Em primeiro plano, é necessário ressaltar que o uso de determinadas funções analógicas causam receio em parcelas da sociedade, principalmente em idosos. Nesse cenário, segundo a empresa norte-americana Akamai, em pesquisa, revelou que o Brasil é o 3º país com maior incidência de roubo de dados pessoais. Sendo assim, muitos indíviduos concluem que este tipo de uso digital é perigoso e por precaução, evitam a aplicação deste.
Outrossim, a desigualdade digital ainda está em latência. De acordo com o Instituto Brasileiro de Geografia e Estatística (IBGE), um em cada quatro brasileiros não tem acesso à internet. Logo, sem acesso à internet, não é possível fazer uso da digitalização econômica e exclui a participação ativa desses suprimidos no campo de tecnologia digital.

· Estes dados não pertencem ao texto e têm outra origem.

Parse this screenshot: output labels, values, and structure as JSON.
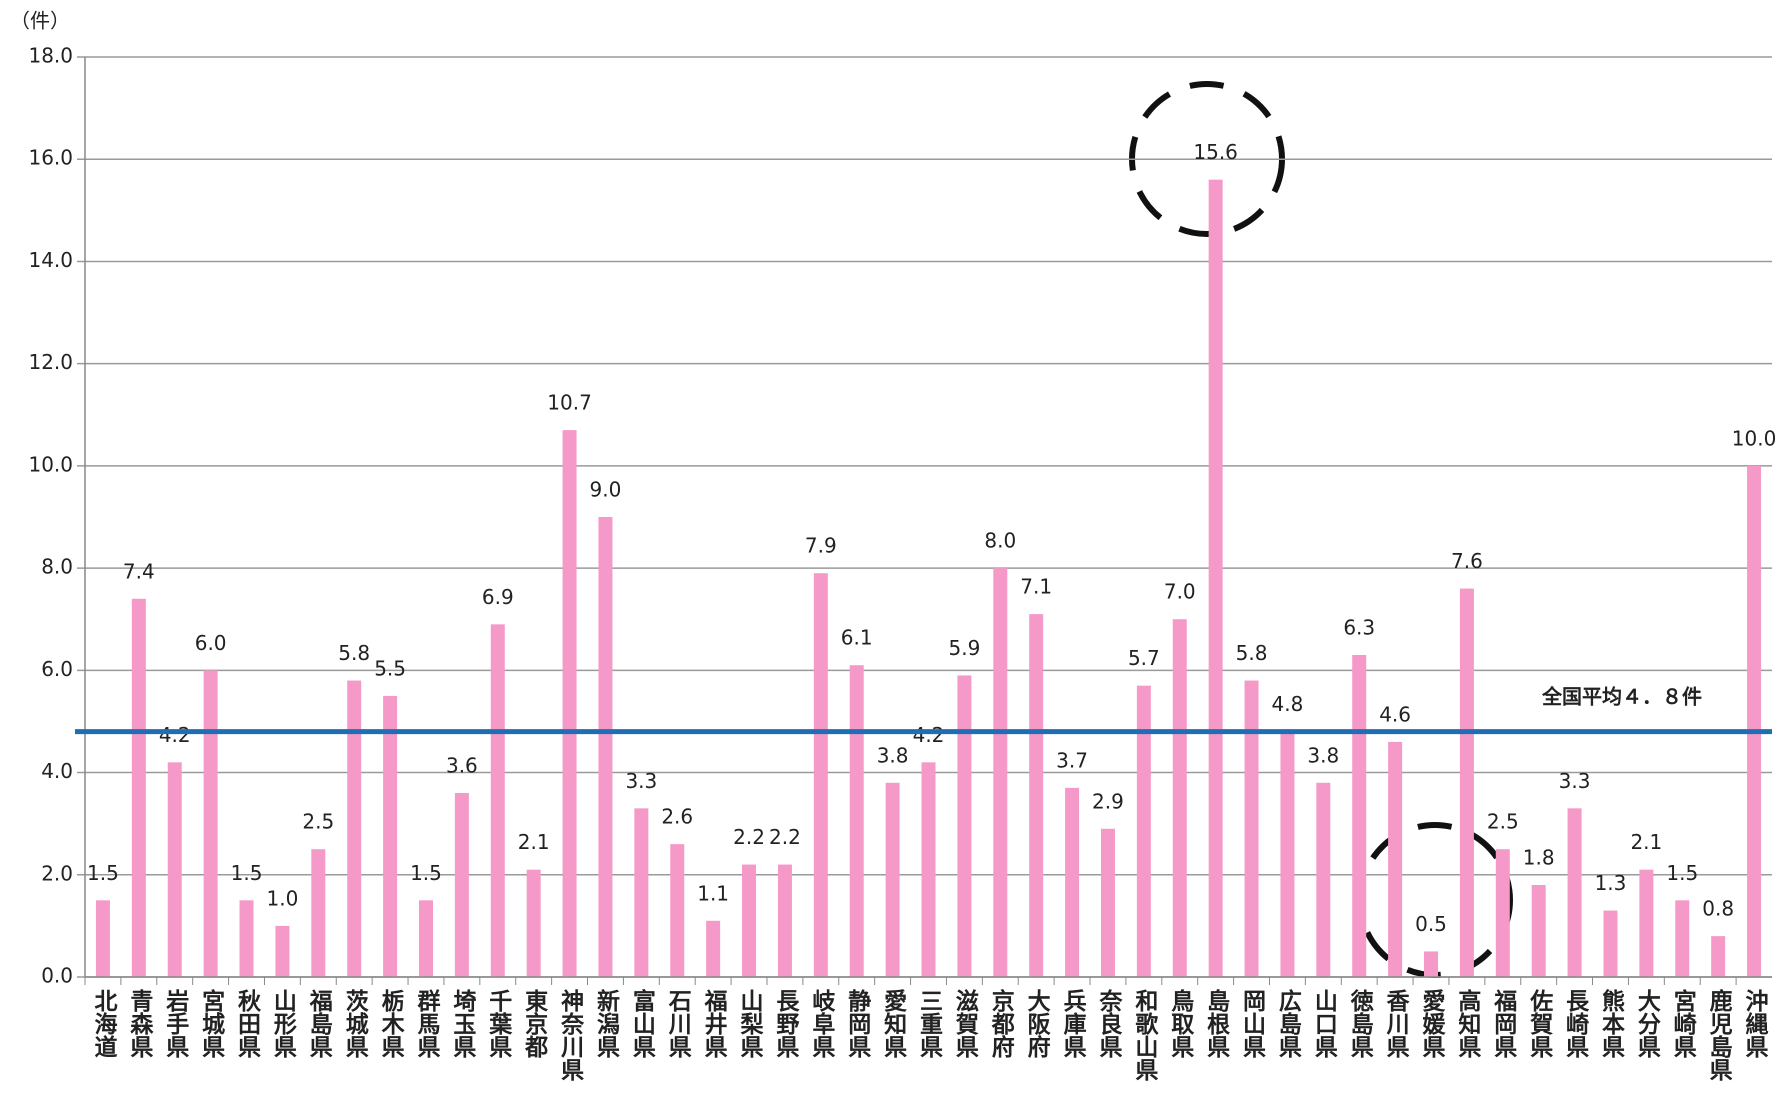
{
  "chart_data": {
    "type": "bar",
    "y_unit": "（件）",
    "categories": [
      "北海道",
      "青森県",
      "岩手県",
      "宮城県",
      "秋田県",
      "山形県",
      "福島県",
      "茨城県",
      "栃木県",
      "群馬県",
      "埼玉県",
      "千葉県",
      "東京都",
      "神奈川県",
      "新潟県",
      "富山県",
      "石川県",
      "福井県",
      "山梨県",
      "長野県",
      "岐阜県",
      "静岡県",
      "愛知県",
      "三重県",
      "滋賀県",
      "京都府",
      "大阪府",
      "兵庫県",
      "奈良県",
      "和歌山県",
      "鳥取県",
      "島根県",
      "岡山県",
      "広島県",
      "山口県",
      "徳島県",
      "香川県",
      "愛媛県",
      "高知県",
      "福岡県",
      "佐賀県",
      "長崎県",
      "熊本県",
      "大分県",
      "宮崎県",
      "鹿児島県",
      "沖縄県"
    ],
    "values": [
      1.5,
      7.4,
      4.2,
      6.0,
      1.5,
      1.0,
      2.5,
      5.8,
      5.5,
      1.5,
      3.6,
      6.9,
      2.1,
      10.7,
      9.0,
      3.3,
      2.6,
      1.1,
      2.2,
      2.2,
      7.9,
      6.1,
      3.8,
      4.2,
      5.9,
      8.0,
      7.1,
      3.7,
      2.9,
      5.7,
      7.0,
      15.6,
      5.8,
      4.8,
      3.8,
      6.3,
      4.6,
      0.5,
      7.6,
      2.5,
      1.8,
      3.3,
      1.3,
      2.1,
      1.5,
      0.8,
      10.0
    ],
    "value_labels": [
      "1.5",
      "7.4",
      "4.2",
      "6.0",
      "1.5",
      "1.0",
      "2.5",
      "5.8",
      "5.5",
      "1.5",
      "3.6",
      "6.9",
      "2.1",
      "10.7",
      "9.0",
      "3.3",
      "2.6",
      "1.1",
      "2.2",
      "2.2",
      "7.9",
      "6.1",
      "3.8",
      "4.2",
      "5.9",
      "8.0",
      "7.1",
      "3.7",
      "2.9",
      "5.7",
      "7.0",
      "15.6",
      "5.8",
      "4.8",
      "3.8",
      "6.3",
      "4.6",
      "0.5",
      "7.6",
      "2.5",
      "1.8",
      "3.3",
      "1.3",
      "2.1",
      "1.5",
      "0.8",
      "10.0"
    ],
    "color": "#f59ac8",
    "ylim": [
      0,
      18
    ],
    "yticks": [
      {
        "value": 0,
        "label": "0.0"
      },
      {
        "value": 2,
        "label": "2.0"
      },
      {
        "value": 4,
        "label": "4.0"
      },
      {
        "value": 6,
        "label": "6.0"
      },
      {
        "value": 8,
        "label": "8.0"
      },
      {
        "value": 10,
        "label": "10.0"
      },
      {
        "value": 12,
        "label": "12.0"
      },
      {
        "value": 14,
        "label": "14.0"
      },
      {
        "value": 16,
        "label": "16.0"
      },
      {
        "value": 18,
        "label": "18.0"
      }
    ],
    "grid": true,
    "average": {
      "value": 4.8,
      "label": "全国平均４．８件",
      "color": "#1f6eb4",
      "label_color": "#e0119e"
    }
  }
}
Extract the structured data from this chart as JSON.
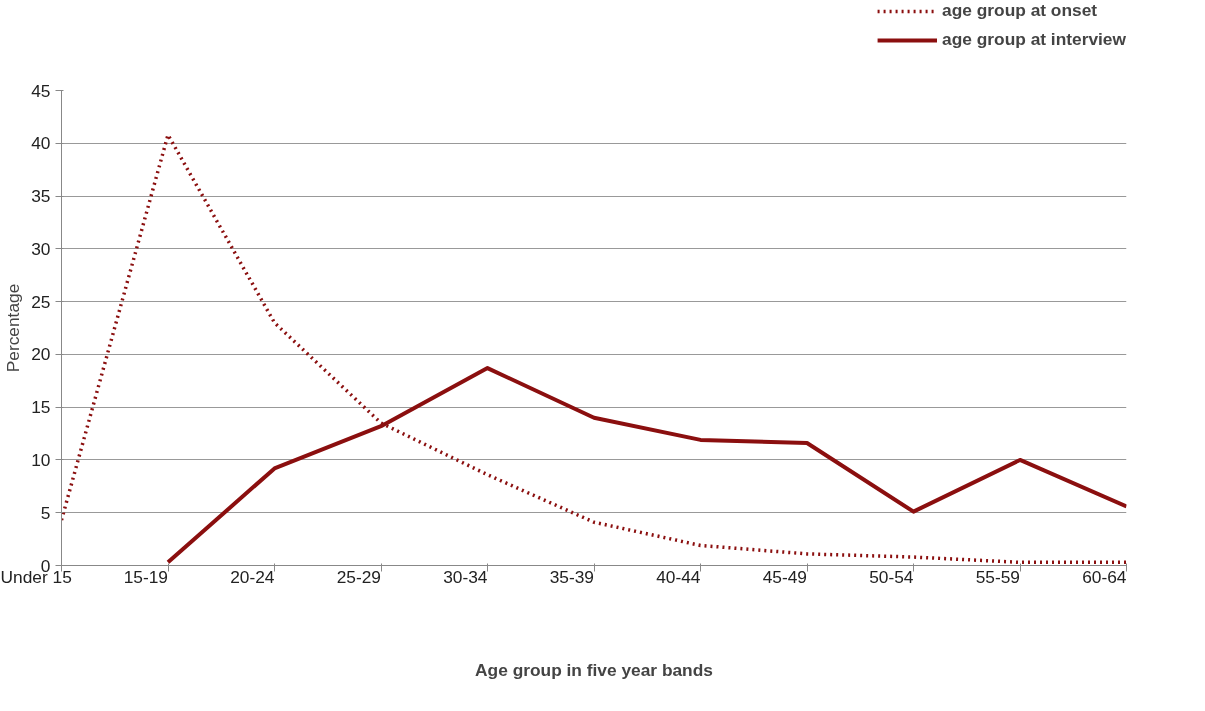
{
  "chart_data": {
    "type": "line",
    "xlabel": "Age group in five year bands",
    "ylabel": "Percentage",
    "categories": [
      "Under 15",
      "15-19",
      "20-24",
      "25-29",
      "30-34",
      "35-39",
      "40-44",
      "45-49",
      "50-54",
      "55-59",
      "60-64"
    ],
    "series": [
      {
        "name": "age group at onset",
        "color": "#8b0f0f",
        "line_style": "dotted",
        "values": [
          4.3,
          40.8,
          23.0,
          13.5,
          8.6,
          4.1,
          1.9,
          1.1,
          0.8,
          0.3,
          0.3
        ]
      },
      {
        "name": "age group at interview",
        "color": "#8b0f0f",
        "line_style": "solid",
        "values": [
          null,
          0.3,
          9.2,
          13.2,
          18.7,
          14.0,
          11.9,
          11.6,
          5.1,
          10.0,
          5.6
        ]
      }
    ],
    "ylim": [
      0,
      45
    ],
    "yticks": [
      0,
      5,
      10,
      15,
      20,
      25,
      30,
      35,
      40,
      45
    ],
    "grid": "y",
    "legend": "top right",
    "marker": "none"
  }
}
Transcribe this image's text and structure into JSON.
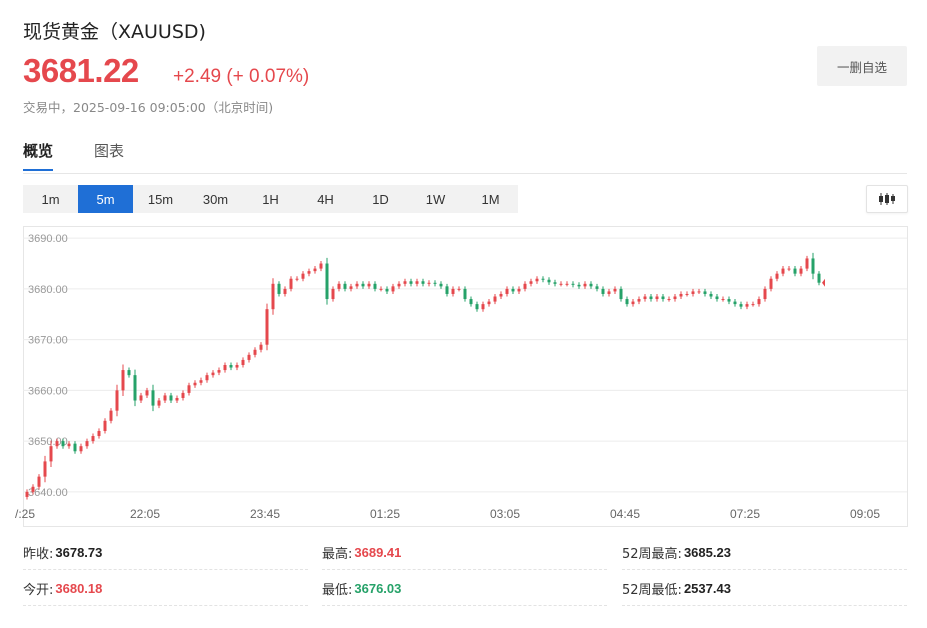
{
  "header": {
    "title": "现货黄金（XAUUSD)",
    "price": "3681.22",
    "change": "+2.49 (+ 0.07%)",
    "status": "交易中，2025-09-16 09:05:00（北京时间)",
    "fav_label": "一删自选"
  },
  "tabs": [
    {
      "label": "概览",
      "active": true
    },
    {
      "label": "图表",
      "active": false
    }
  ],
  "periods": [
    {
      "label": "1m",
      "active": false
    },
    {
      "label": "5m",
      "active": true
    },
    {
      "label": "15m",
      "active": false
    },
    {
      "label": "30m",
      "active": false
    },
    {
      "label": "1H",
      "active": false
    },
    {
      "label": "4H",
      "active": false
    },
    {
      "label": "1D",
      "active": false
    },
    {
      "label": "1W",
      "active": false
    },
    {
      "label": "1M",
      "active": false
    }
  ],
  "colors": {
    "up": "#e5484d",
    "down": "#26a269",
    "accent": "#1f6fd6"
  },
  "chart_data": {
    "type": "candlestick",
    "y_ticks": [
      "3690.00",
      "3680.00",
      "3670.00",
      "3660.00",
      "3650.00",
      "3640.00"
    ],
    "ylim": [
      3638,
      3692
    ],
    "x_ticks": [
      {
        "label": "/:25",
        "i": 0
      },
      {
        "label": "22:05",
        "i": 20
      },
      {
        "label": "23:45",
        "i": 40
      },
      {
        "label": "01:25",
        "i": 60
      },
      {
        "label": "03:05",
        "i": 80
      },
      {
        "label": "04:45",
        "i": 100
      },
      {
        "label": "07:25",
        "i": 120
      },
      {
        "label": "09:05",
        "i": 140
      }
    ],
    "n_slots": 142,
    "closes": [
      3640,
      3641,
      3643,
      3646,
      3649,
      3650,
      3649,
      3649.5,
      3648,
      3649,
      3650,
      3651,
      3652,
      3654,
      3656,
      3660,
      3664,
      3663,
      3658,
      3659,
      3660,
      3657,
      3658,
      3659,
      3658,
      3658.5,
      3659.5,
      3661,
      3661.5,
      3662,
      3663,
      3663.5,
      3664,
      3665,
      3664.5,
      3665,
      3666,
      3667,
      3668,
      3669,
      3676,
      3681,
      3679,
      3680,
      3682,
      3682,
      3683,
      3683.5,
      3684,
      3685,
      3678,
      3680,
      3681,
      3680,
      3680.5,
      3681,
      3680.5,
      3681,
      3680,
      3680,
      3679.5,
      3680.5,
      3681,
      3681.5,
      3681,
      3681.5,
      3681,
      3681.2,
      3681,
      3680.5,
      3679,
      3680,
      3680,
      3678,
      3677,
      3676,
      3677,
      3677.5,
      3678.5,
      3679,
      3680,
      3679.5,
      3680,
      3681,
      3681.5,
      3682,
      3681.8,
      3681.3,
      3681,
      3681,
      3681,
      3680.8,
      3680.5,
      3681,
      3680.5,
      3680,
      3679,
      3679.5,
      3680,
      3678,
      3677,
      3677.5,
      3678,
      3678.5,
      3678,
      3678.5,
      3678,
      3678,
      3678.5,
      3679,
      3679,
      3679.5,
      3679.5,
      3679,
      3678.5,
      3678,
      3678,
      3677.5,
      3677,
      3676.5,
      3677,
      3677,
      3678,
      3680,
      3682,
      3683,
      3684,
      3684,
      3683,
      3684,
      3686,
      3683,
      3681.22
    ],
    "last": {
      "close": 3681.22
    },
    "high": "3689.41",
    "low": "3676.03"
  },
  "stats": [
    {
      "label": "昨收:",
      "value": "3678.73",
      "color": "#222"
    },
    {
      "label": "最高:",
      "value": "3689.41",
      "color": "#e5484d"
    },
    {
      "label": "52周最高:",
      "value": "3685.23",
      "color": "#222"
    },
    {
      "label": "今开:",
      "value": "3680.18",
      "color": "#e5484d"
    },
    {
      "label": "最低:",
      "value": "3676.03",
      "color": "#26a269"
    },
    {
      "label": "52周最低:",
      "value": "2537.43",
      "color": "#222"
    }
  ]
}
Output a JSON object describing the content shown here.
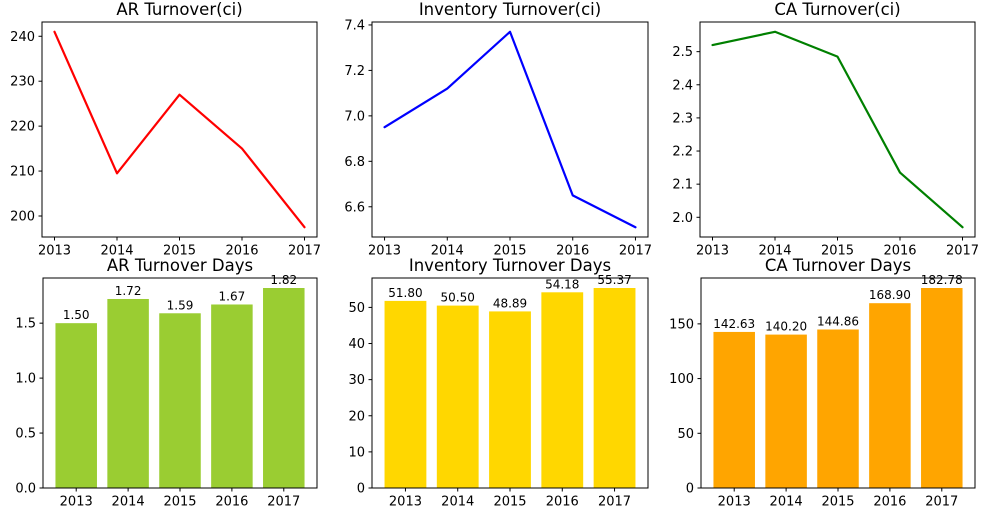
{
  "figure": {
    "background": "#ffffff",
    "text_color": "#000000"
  },
  "chart_data": [
    {
      "id": "ar-turnover-ci",
      "type": "line",
      "title": "AR Turnover(ci)",
      "color": "#ff0000",
      "categories": [
        "2013",
        "2014",
        "2015",
        "2016",
        "2017"
      ],
      "values": [
        241.0,
        209.5,
        227.0,
        215.0,
        197.5
      ],
      "ylim": [
        195.325,
        243.175
      ],
      "yticks": [
        200,
        210,
        220,
        230,
        240
      ],
      "ytick_labels": [
        "200",
        "210",
        "220",
        "230",
        "240"
      ],
      "grid": false,
      "legend": "none"
    },
    {
      "id": "inventory-turnover-ci",
      "type": "line",
      "title": "Inventory Turnover(ci)",
      "color": "#0000ff",
      "categories": [
        "2013",
        "2014",
        "2015",
        "2016",
        "2017"
      ],
      "values": [
        6.95,
        7.12,
        7.37,
        6.65,
        6.51
      ],
      "ylim": [
        6.467,
        7.413
      ],
      "yticks": [
        6.6,
        6.8,
        7.0,
        7.2,
        7.4
      ],
      "ytick_labels": [
        "6.6",
        "6.8",
        "7.0",
        "7.2",
        "7.4"
      ],
      "grid": false,
      "legend": "none"
    },
    {
      "id": "ca-turnover-ci",
      "type": "line",
      "title": "CA Turnover(ci)",
      "color": "#008000",
      "categories": [
        "2013",
        "2014",
        "2015",
        "2016",
        "2017"
      ],
      "values": [
        2.52,
        2.56,
        2.485,
        2.135,
        1.97
      ],
      "ylim": [
        1.9405,
        2.5895
      ],
      "yticks": [
        2.0,
        2.1,
        2.2,
        2.3,
        2.4,
        2.5
      ],
      "ytick_labels": [
        "2.0",
        "2.1",
        "2.2",
        "2.3",
        "2.4",
        "2.5"
      ],
      "grid": false,
      "legend": "none"
    },
    {
      "id": "ar-turnover-days",
      "type": "bar",
      "title": "AR Turnover Days",
      "color": "#9acd32",
      "categories": [
        "2013",
        "2014",
        "2015",
        "2016",
        "2017"
      ],
      "values": [
        1.5,
        1.72,
        1.59,
        1.67,
        1.82
      ],
      "bar_labels": [
        "1.50",
        "1.72",
        "1.59",
        "1.67",
        "1.82"
      ],
      "ylim": [
        0,
        1.911
      ],
      "yticks": [
        0.0,
        0.5,
        1.0,
        1.5
      ],
      "ytick_labels": [
        "0.0",
        "0.5",
        "1.0",
        "1.5"
      ],
      "grid": false,
      "legend": "none"
    },
    {
      "id": "inventory-turnover-days",
      "type": "bar",
      "title": "Inventory Turnover Days",
      "color": "#ffd700",
      "categories": [
        "2013",
        "2014",
        "2015",
        "2016",
        "2017"
      ],
      "values": [
        51.8,
        50.5,
        48.89,
        54.18,
        55.37
      ],
      "bar_labels": [
        "51.80",
        "50.50",
        "48.89",
        "54.18",
        "55.37"
      ],
      "ylim": [
        0,
        58.14
      ],
      "yticks": [
        0,
        10,
        20,
        30,
        40,
        50
      ],
      "ytick_labels": [
        "0",
        "10",
        "20",
        "30",
        "40",
        "50"
      ],
      "grid": false,
      "legend": "none"
    },
    {
      "id": "ca-turnover-days",
      "type": "bar",
      "title": "CA Turnover Days",
      "color": "#ffa500",
      "categories": [
        "2013",
        "2014",
        "2015",
        "2016",
        "2017"
      ],
      "values": [
        142.63,
        140.2,
        144.86,
        168.9,
        182.78
      ],
      "bar_labels": [
        "142.63",
        "140.20",
        "144.86",
        "168.90",
        "182.78"
      ],
      "ylim": [
        0,
        191.92
      ],
      "yticks": [
        0,
        50,
        100,
        150
      ],
      "ytick_labels": [
        "0",
        "50",
        "100",
        "150"
      ],
      "grid": false,
      "legend": "none"
    }
  ]
}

É necessário, portanto, medidas para superar esses entraves. Destarte, é dever da Autoridade Nacional de Proteção de Dados – órgão de administração pública federativa – garantir políticas públicas que asseguram a proteção absoluta dos dados pessoais fornecidos pelos usuários, por meio de criptografia, atualizações frequentes no sistema e análises constantes nos servidores com o objetivo de fiscalizar mudanças nos códigos de linguagem do sistema. Assim, dados pessoais jamais seriam lapidados e, mediante a essas ações concretas, o imaginado por Policarpo Quaresma se configurará em realidade e será possível alcançar o Brasil utópico.